One of the delights of my job is to see our Early Childhood friendships continue over the years. When a nice young man visited the Garden School a few months ago, one of our teachers, a former graduate, recognized him as someone with whom she had gone to school, and they struck up an old friendship. High school kids often reminisce about their years and friendships at the Garden School.

What first time parents often find amazing, is how quickly a child will develop a brand new public personality which is often quite different from their home personality. “Oh, he won’t perform in front of people…” says the parent of a formerly very shy child. When the parent sees the extraordinarily shy child robustly deliver a very funny line and gets a laugh from the whole audience, they begin to see what kind of public face their child is developing.

“He is a very picky eater, and he won’t drink milk.” After the first week, when the child is snarfing down every morsel on his plate and asking for seconds of everything including milk, parents are agog.

It all happens as a matter of course. We move from “getting acquainted” in September, to the big play at Thanksgiving and all the activities in between, it just kind of happens a little at a time. I am always amazed by how fluid this development is. One child arrives in September with his thumb in his mouth, barely able to use the bathroom with confidence, and by Christmas, he is building monster buildings of his own design or reading on his own merit on a second grade level.
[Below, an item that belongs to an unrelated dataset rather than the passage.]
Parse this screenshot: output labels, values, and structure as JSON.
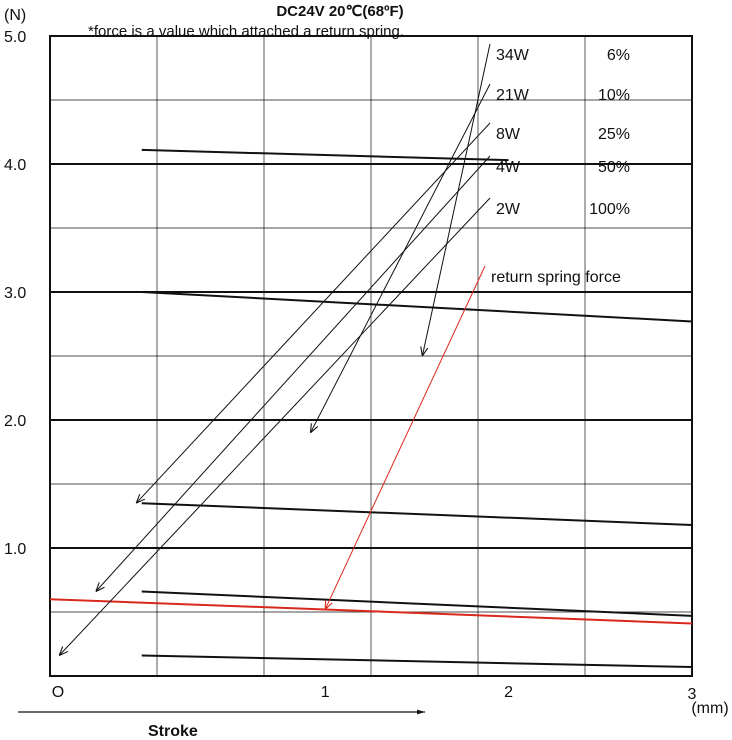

When I ask myself how this happens, I realize that allowing the children the freedom to develop skills at their own pace with a lot of push in the direction they seem to be going, works. “Can I…” and my job is to make “can I” possible. My attitude has to be, “You can and you will, and let’s make that possible together.” Our job is to foster adventure. Adventure does not happen by sitting still. Every child should desire to get in the game and find a place to succeed simply because it’s an achievement for him.

There are many parts to a school year at the Garden School. Teachers, parents and kids all work hard to make these separate and individual parts not only fun, but learning experiences that increase lives and talents. Teachers often say they learn as much as kids about how things work and how people create a cohesive group. Teachers working together is as important as children working together. Last week we made globes at school, and when the fast painters finished they asked the slow painters if they could help. It was idyllic.

Then the school year begins to close, and we move into summer, and a whole new adventure begins. If you can teach a child to swim, you can teach him to read…that’s how it’s done…that’s what we do…because it works!